BTW, Graham, if you use solder paste you can use an RSU for tinning.

 

Chris

[PGC]

Maybe I am not seeing something obvious but given that this is exactly what you would do with a conventional iron I am still nonplussed as to what the advantage is of applying the heat with an RSU rather than the iron, especially since you use the iron anyway to tin the parts

 

As Chrisf says, you can use an RSU with solder paste or solder cream, should you wish, and you then don't need to tin the parts. It's just my personal way of doing things, and I don't need to spend money on solder paste or cream if I don't need to. The main advantage of an RSU is that you don't apply heat until you need to, so other closely soldered components don't come detached, and it's easy to get the small details exactly in position without burning fingers etc.

 

Phil

[JeffP]

It's how the highly detailed far eastern brass models are made.

[raymw]

For my home made rsu (mentioned here http://www.rmweb.co.uk/community/index.php?/topic/93228-soldering-irons-solder-fluxes-techniques/page-2&do=findComment&comment=1689872 ) I use a 'normal' welding rod tool holder. I added a small push button and LED. This avoids finding a clear area of the floor for a foot switch, and the holder can take any size of gouging rod, rough surface or not., I can angle the rod to the handle and it cost about a fiver (something like this http://ts1.mm.bing.net/th?&id=HN.608000295266617399&w=300&h=300&c=0&pid=1.9&rs=0&p=0 ) The other connection goes to a stainless steel base plate with a lip at the back (handy to stop round stuff rolling around). The big advantage with rsu compared to a conventional iron, is that parts don't move when you apply the heat source, and it heats up/cools down quickly, no messing about tinning the bit, and in my version, the power input can be easily and speedily regulated - (from about zero up  more than 1kW   )  I also use it for straightening wire.

[EKR]

My moment of liberation came when I ceased to use to use the metal plate and used the crocodile clip instead.

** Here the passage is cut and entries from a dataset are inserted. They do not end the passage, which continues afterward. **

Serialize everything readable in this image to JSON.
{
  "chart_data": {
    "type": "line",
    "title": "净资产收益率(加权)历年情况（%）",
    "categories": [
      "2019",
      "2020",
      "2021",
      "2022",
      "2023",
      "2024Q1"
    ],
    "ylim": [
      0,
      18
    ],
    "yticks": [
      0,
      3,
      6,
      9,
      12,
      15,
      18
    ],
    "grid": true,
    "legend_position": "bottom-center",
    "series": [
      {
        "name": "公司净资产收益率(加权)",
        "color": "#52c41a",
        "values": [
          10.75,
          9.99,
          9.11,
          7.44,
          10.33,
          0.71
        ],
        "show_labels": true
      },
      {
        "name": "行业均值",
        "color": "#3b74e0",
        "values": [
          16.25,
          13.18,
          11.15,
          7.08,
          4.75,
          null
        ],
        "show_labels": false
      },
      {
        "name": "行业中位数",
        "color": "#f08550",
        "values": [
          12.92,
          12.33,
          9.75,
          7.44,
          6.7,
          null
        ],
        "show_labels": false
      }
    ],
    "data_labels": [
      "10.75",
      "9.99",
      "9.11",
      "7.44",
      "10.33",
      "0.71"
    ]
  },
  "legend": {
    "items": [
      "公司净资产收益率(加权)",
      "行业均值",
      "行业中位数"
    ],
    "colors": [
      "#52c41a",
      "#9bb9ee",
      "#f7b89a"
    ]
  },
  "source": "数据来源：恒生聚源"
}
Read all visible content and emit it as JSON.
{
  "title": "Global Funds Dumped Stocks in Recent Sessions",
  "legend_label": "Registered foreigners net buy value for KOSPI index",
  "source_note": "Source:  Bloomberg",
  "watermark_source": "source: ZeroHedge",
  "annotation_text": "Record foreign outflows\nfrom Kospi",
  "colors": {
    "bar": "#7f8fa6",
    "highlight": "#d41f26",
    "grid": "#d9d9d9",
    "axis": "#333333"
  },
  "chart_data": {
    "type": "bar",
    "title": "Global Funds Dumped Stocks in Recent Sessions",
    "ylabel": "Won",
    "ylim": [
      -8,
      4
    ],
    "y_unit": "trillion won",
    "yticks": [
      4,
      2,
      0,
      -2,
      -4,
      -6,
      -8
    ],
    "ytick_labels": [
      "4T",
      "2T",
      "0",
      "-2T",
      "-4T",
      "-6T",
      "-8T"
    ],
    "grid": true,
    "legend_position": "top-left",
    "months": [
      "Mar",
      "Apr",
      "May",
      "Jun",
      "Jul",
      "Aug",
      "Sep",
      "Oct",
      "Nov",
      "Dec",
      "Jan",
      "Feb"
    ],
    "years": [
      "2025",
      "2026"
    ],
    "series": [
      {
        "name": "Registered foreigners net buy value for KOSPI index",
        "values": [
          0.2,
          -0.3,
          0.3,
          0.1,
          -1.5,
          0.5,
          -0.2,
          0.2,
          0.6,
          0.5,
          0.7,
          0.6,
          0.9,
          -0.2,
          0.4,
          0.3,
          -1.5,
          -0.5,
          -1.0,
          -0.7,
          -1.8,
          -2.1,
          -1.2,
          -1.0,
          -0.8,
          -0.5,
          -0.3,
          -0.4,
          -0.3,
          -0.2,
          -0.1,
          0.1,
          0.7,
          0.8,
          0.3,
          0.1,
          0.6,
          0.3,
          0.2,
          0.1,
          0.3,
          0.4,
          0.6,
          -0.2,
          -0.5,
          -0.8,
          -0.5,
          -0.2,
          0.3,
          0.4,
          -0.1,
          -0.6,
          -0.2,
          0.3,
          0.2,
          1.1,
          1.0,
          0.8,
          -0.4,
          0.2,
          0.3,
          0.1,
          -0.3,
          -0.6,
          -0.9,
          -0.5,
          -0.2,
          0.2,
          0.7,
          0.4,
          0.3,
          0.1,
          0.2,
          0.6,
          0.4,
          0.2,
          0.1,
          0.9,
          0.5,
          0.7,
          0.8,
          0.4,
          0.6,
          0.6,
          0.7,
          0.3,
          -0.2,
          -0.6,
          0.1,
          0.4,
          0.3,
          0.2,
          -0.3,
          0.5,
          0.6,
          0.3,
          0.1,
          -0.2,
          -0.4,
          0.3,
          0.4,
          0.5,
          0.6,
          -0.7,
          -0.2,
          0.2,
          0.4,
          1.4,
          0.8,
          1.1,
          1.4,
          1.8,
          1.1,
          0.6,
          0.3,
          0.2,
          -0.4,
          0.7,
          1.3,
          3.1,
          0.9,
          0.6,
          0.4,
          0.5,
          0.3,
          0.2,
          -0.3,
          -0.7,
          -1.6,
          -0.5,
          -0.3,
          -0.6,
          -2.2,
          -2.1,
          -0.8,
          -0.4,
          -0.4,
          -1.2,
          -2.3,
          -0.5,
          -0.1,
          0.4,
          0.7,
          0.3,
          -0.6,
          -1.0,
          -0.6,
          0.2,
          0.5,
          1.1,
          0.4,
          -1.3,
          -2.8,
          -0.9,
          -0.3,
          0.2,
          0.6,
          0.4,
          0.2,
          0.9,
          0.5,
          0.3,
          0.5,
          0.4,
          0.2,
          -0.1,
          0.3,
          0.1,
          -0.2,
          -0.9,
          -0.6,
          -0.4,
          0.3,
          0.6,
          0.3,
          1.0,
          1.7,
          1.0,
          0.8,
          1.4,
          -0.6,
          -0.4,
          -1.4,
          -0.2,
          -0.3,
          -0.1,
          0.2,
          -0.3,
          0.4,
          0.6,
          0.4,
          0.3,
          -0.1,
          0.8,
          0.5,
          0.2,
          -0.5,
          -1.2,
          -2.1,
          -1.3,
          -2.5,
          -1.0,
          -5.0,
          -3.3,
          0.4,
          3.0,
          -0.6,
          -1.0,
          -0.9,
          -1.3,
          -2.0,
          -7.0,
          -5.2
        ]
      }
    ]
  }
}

Simpler, faster and more flexible.

Transformed the tool for me.

 

The clip will get warm but I've never marked the brass with it.

[Jol Wilkinson]

A crocodile clip has several sharp contact points and does't give as much contact area as other methods and is therefore a point of higher resistance where you don't want it, something best avoided.

 

Much better would be some sort of small clamp with parallel jaws that gives a bigger contact area You could also solder or bolt the return lead (with an eyelet on the end of it) to the model. That works better in 7mm where the model has some weight and is more likely to stay where you want when working on it.